5.BÖLÜM - Adriana bir, ben iki!

169K 2K 101
                                    

Tekli koltuğuma oturmuş en yakın arkadaşlarımdan biri olan Yağmur’un kendisini ölümüne rezil etmesini izliyorum. Sanki biz hiç konuşmamışız gibi, sanki ben onu daha biraz önce uyarmamışım gibi hayatının şovunu yapıyor.

Karşı koltukta oturan Kerem’e kısa bir bakış atıyorum. Çocukcağız gözleri pörtlemiş bir şekilde Yağmur’un anlam veremediği tavırlarını izliyor. Şu anda içinden ‘Allah’ım ben nereye düştüm böyle?’ diye geçirdiğinden yüzde 1500 eminim.

Yağmur Kerem’in geldiği 20 dakikadan beri çocuğun ağzının içine girerek konuşuyor ve feci bir halde frikik vermesi an meselesi. İkide bir öksürüyormuş gibi yaparak ona uyarı veriyorum ama bir an geri çekilse, iki saniye sonra yine yaklaşıyor. Zavallı Kerem de kibarlıktan olsa gerek hiçbir şey söylemiyor. Yağmur Kerem’in yanına biraz daha sokulduğunda Kerem’i bademcik ameliyatı yapacağına kanaat getiriyorum.

“Öhö!” diyorum yapmacık bir şekilde ama beni zerre kadar takmıyor. Kerem ise deminden beri yaptığı gibi kanepenin diğer tarafına çaktırmadan kayıyor. Çocuk geldiğinde sağ tarafında oturduğu kanepede götüm götüm ilerleyerek sol tarafın sonuna ulaştı, bizim Yağmur’da hala tık yok. Kerem’e doğru biraz daha kayarak çocuğa adeta yapışıyor ve Kerem eli mahkum yastıkla Yağmur arasında kalakalıyor.

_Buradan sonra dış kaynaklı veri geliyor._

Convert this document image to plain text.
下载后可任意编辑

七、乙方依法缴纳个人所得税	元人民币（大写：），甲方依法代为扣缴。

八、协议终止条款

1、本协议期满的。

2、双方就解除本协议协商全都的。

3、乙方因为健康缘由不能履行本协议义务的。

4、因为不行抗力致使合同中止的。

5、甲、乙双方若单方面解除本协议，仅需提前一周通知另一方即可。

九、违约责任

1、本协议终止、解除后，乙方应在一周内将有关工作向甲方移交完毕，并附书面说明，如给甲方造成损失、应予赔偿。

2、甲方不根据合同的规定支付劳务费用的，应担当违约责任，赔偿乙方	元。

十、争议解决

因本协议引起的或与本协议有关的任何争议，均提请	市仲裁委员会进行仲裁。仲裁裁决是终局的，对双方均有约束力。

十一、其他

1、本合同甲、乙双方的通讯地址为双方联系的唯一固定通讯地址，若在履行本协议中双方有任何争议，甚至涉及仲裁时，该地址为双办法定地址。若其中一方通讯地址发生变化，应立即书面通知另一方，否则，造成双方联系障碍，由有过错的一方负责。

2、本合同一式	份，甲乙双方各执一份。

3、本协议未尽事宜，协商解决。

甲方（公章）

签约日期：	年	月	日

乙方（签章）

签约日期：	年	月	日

“Öhö!” diyorum yeniden kibarca öksürerek. Yağmur hanımın ruhu bile durmuyor tabi. Şuracıkta öksürük krizine girip can çekişsem, dönüp bakmaz fingirdek!

Kerem sağa sola utangaç bir bakış atarak kafasını yere eğiyor ve hafifçe yanaklarının kızardığını fark ediyorum. Yağmur ise tüm kozlarını ortaya dökmüş bir şekilde hararetle Kerem’i ayartma çalışmalarına devam ediyor. Dikkatinizi çekerim Kerem gay! Düşünün artık rezilliği!

Kerem boğazını hafifçe temizleyerek Yağmur’un konuşmalarını dinliyormuş gibi kafa sallıyor ve o sırada bana kaçamak bir bakış atıyor. Bakışlarında ‘Ne olur beni kurtar Zeynep.’ ifadesini yakaladığım anda neredeyse böğürerek öksürüyorum.

“Öhhhhöööööö!”

Yağmur sonunda rüyasından uyanıyor ve yerinden sıçrayarak Kerem’den biraz geriye doğru gidiyor.

“Ben bir kahve yapayım.” diyorum yerimden kalkıp yapmacık bir şekilde gülümserken.

“Harika olur!” diye onaylıyor Yağmur bana kaş göz yaparak sırıtırken. Kerem ise gözle görülür bir şekilde geriliyor ve korkuyla bana bakıyor.

“Ee, şey.. Gerek yoktu.”

Şairin burada ‘gerek yoktu’ derken ‘Beni bununla yalnız bırakma Allah aşkına!’ demeyi kastettiğini söylememe gerek var mı bilmiyorum. Çocuk haklı tabi.. Ben mutfağa girdiğim anda Yağmur bunun ırzına geçer kesin.

“Olur mu öyle şey? Hemen yaparım.” diyorum gülümseyerek Kerem’e bakarken. “Yağmur hadi sen de bana yardım et.”

Kerem derin bir oh çekip arkasına yaslanırken, Yağmur mırın kırın ediyor. Ama ona attığım delici bakışlar sayesinde tıpış tıpış mutfağa gitmekten başka çaresi kalmıyor.

***

“Kızım sen delirdin mi ya?! Başına mı vurdu senin?!”

Yağmur’la birlikte mutfağa girer girmez kapıyı kapatıyorum ve sinirli bir ifadeyle fısıldıyorum.

“Ne yaptım Zeyno ya?” diyor dudaklarını büzerek. Ne yapmışmış! Geri zekalıya bak sen!